Ainsi la contradiction inhérente au patriotisme français se retrouve aussi le long de l’histoire de France. Il ne faut pas en conclure que la France, ayant vécu si longtemps avec cette contradiction, peut continuer. D’abord, si l’on reconnaît une contradiction, il est honteux de la supporter. Puis en fait la France a failli mourir d’une crise du patriotisme français. Tout porte à croire qu’elle serait morte si le patriotisme anglais n’était de qualité heureusement plus solide. Mais on ne peut pas le transporter chez nous.

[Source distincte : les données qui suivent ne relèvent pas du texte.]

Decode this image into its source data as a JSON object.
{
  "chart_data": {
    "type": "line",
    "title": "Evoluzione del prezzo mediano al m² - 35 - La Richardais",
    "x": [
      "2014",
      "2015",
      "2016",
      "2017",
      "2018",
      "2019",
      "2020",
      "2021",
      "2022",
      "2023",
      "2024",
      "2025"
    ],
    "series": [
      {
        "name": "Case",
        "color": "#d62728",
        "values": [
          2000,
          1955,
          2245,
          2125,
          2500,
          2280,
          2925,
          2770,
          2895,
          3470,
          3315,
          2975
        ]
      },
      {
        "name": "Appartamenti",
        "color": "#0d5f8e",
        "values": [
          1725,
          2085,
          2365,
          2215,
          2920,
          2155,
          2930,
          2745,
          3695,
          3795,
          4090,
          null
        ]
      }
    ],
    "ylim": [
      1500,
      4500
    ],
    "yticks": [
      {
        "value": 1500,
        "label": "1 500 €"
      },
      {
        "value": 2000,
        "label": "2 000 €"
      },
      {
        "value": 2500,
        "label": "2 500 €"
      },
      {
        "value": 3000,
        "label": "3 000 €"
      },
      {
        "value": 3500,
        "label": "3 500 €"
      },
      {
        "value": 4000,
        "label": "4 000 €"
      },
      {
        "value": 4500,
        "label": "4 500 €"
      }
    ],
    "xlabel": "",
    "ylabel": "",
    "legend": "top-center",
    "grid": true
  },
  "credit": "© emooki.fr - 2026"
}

C’est le nôtre qu’il faut refaire. Il est encore à refaire. Il donne de nouveau des signes de vitalité parce que les soldats allemands sont chez nous des agents de propagande incomparables pour le patriotisme français ; mais ils n’y seront pas toujours.

Il y a là une responsabilité terrible. Car il s’agit de ce qu’on appelle refaire une âme au pays ; et il y a une si forte tentation de la refaire à coups de mensonges ou de vérités partielles qu’il faut plus que de l’héroïsme pour s’attacher à la vérité.

La crise du patriotisme a été double. En se servant du vocabulaire politique, on peut dire qu’il y a eu une crise à gauche et une crise à droite.